Als ich einmal nach einer Wanderung in der Obersteiermark autostoppte, erzählte mir der Mann, der mich mitnahm, dass an dieser Ecke, wo ich gewartet hatte, früher, als noch wenige Menschen ein Auto hatten, sich die Menschen hinstellten, die in die Stadt wollten. Die Autofahrer, die vorbeikamen, wussten dann, dass sie auf eine Mitfahrgelegenheit warteten. Weil heute fast alle ein Auto haben, ist dieser Brauch in Vergessenheit geraten.
Anderswo lebt er wieder auf – als Antwort auf überfüllte und verstopfte Straßen, und zwar dort wo man es vielleicht am wenigsten erwarten würde – in US-Amerikanischen Großstädten wie Washington D.C., San Francisco oder Houston. Und es nennt sich dort „Slugging“, was soviel bedeutet, wie ein selbstorganisiertes „Ridesharing“-System, also AutofahrerInnen nehmen andere mit, die auch in die gleiche Richtung müssen. Die Menschen warten einfach an bestimmten Stellen, Autofahrer kommen hin, bleiben stehen, sagen, wo sie hinfahren und wenn andere in die gleiche Richtung wollen, nehmen sie sie mit. Warum sie das machen? Weil beide Vorteile davon haben.

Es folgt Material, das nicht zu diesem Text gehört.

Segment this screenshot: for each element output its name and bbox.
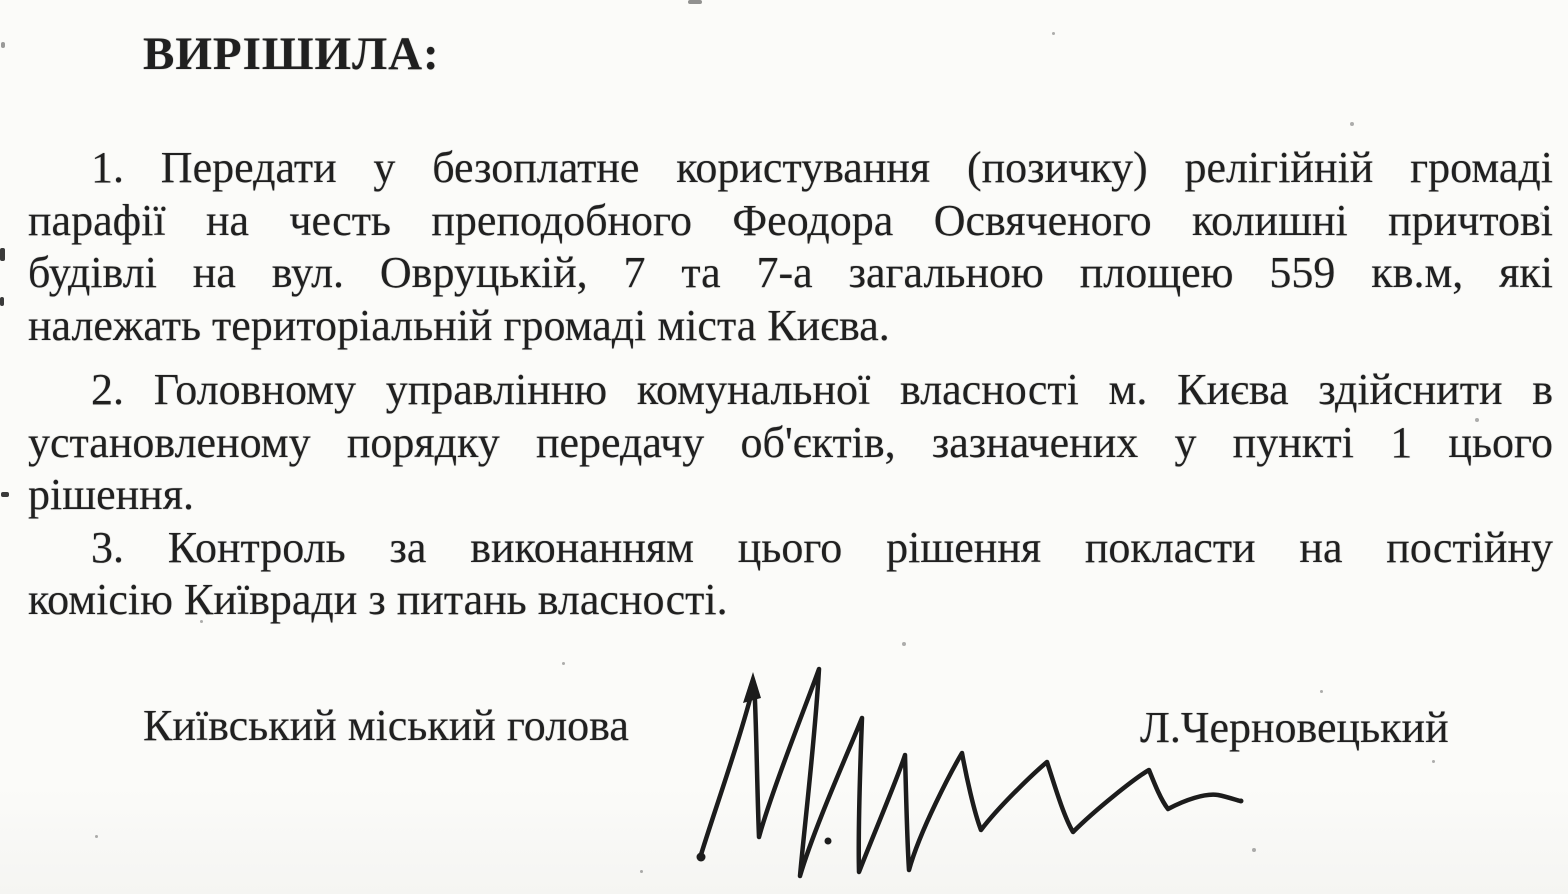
signature-pen-barb xyxy=(743,672,761,703)
scan-edge-artifact xyxy=(0,297,4,306)
scan-speck xyxy=(562,662,565,665)
scan-speck xyxy=(902,642,906,646)
scan-speck xyxy=(1432,760,1435,763)
scan-speck xyxy=(1252,848,1256,852)
scan-speck xyxy=(1540,212,1543,215)
scan-speck xyxy=(95,835,98,838)
document-body: ВИРІШИЛА: 1. Передати у безоплатне корис… xyxy=(0,0,1568,627)
paragraph-line: 3. Контроль за виконанням цього рішення … xyxy=(28,522,1553,575)
paragraph-line: належать територіальній громаді міста Ки… xyxy=(28,300,1553,353)
paragraph-line: установленому порядку передачу об'єктів,… xyxy=(28,417,1553,470)
paragraph-1: 1. Передати у безоплатне користування (п… xyxy=(28,142,1553,352)
scan-speck xyxy=(200,620,203,623)
scan-speck xyxy=(1475,418,1479,422)
scan-speck xyxy=(640,870,643,873)
scan-speck xyxy=(1052,32,1055,35)
scan-edge-artifact xyxy=(1,492,9,497)
paragraph-line: парафії на честь преподобного Феодора Ос… xyxy=(28,195,1553,248)
paragraph-line: 1. Передати у безоплатне користування (п… xyxy=(28,142,1553,195)
scan-speck xyxy=(1320,690,1323,693)
signatory-name: Л.Черновецький xyxy=(1140,702,1449,754)
signatory-title: Київський міський голова xyxy=(143,700,629,752)
paragraph-line: комісію Київради з питань власності. xyxy=(28,574,1553,627)
scan-edge-artifact xyxy=(1,42,5,48)
scan-speck xyxy=(1350,122,1354,126)
decision-heading: ВИРІШИЛА: xyxy=(143,26,1553,82)
scan-edge-artifact xyxy=(0,248,5,261)
scanned-decision-document: ВИРІШИЛА: 1. Передати у безоплатне корис… xyxy=(0,0,1568,894)
paragraph-3: 3. Контроль за виконанням цього рішення … xyxy=(28,522,1553,627)
scan-edge-artifact xyxy=(688,0,702,4)
paragraph-line: рішення. xyxy=(28,469,1553,522)
paragraph-line: 2. Головному управлінню комунальної влас… xyxy=(28,364,1553,417)
paragraph-line: будівлі на вул. Овруцькій, 7 та 7-а зага… xyxy=(28,247,1553,300)
paragraph-2: 2. Головному управлінню комунальної влас… xyxy=(28,364,1553,522)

Der Hintergrund ist folgender: Es gibt auf den Strecken, die Hauptpendlerrouten sind, eigene Fahrspuren, die für Busse reserviert sind, damit die auch zu Stauzeiten vorankommen. Vor einigen Jahren wurden nun diese Busspuren auch für vollbesetzte Personenautos geöffnet. Das heißt, wer nicht allein in seinem Auto sitzt, kommt schneller nach Hause. (Nachzulesen hier, leider alles nur in Englisch.) Eigentlich sehr schlau ausgedacht. Reduziert die Menge der Autos, die unterwegs sind, dadurch natürlich den Benzinverbrauch und Energieausstoß und motiviert Leute, zu kommunizieren und zu kooperieren. Nicht weil sie sich mögen, sondern einfach, weil der Vorteil der einen auch der Vorteil der anderen ist, so wie es für Commons typisch ist. Das ist auch in diesem Artikel gut beschrieben. Mit Egoismus hat das, meine ich, trotzdem nichts zu tun, sondern damit, wie man die Bedürfnisse der Menschen zueinander in Beziehung setzt. Wie im Marktsystem, so dass sie zueinander in Konkurrenz stehen, oder wie in Commons, wo die Befriedigung Bedürfnisse der einen die anderen bei deren Bedürfnisbefriedigung unterstützt. Den Menschen, die mitmachen, dürften solche Überlegungen allerdings ziemlich egal sein. Auf jeden Fall wird von der Möglichkeit reger Gebrauch gemacht und zur Feierabendzeit stehen viele Menschen an den vereinbarten Treffpunkten und warten auf Autofahrer, die nicht alleine im Stau stehen wollen.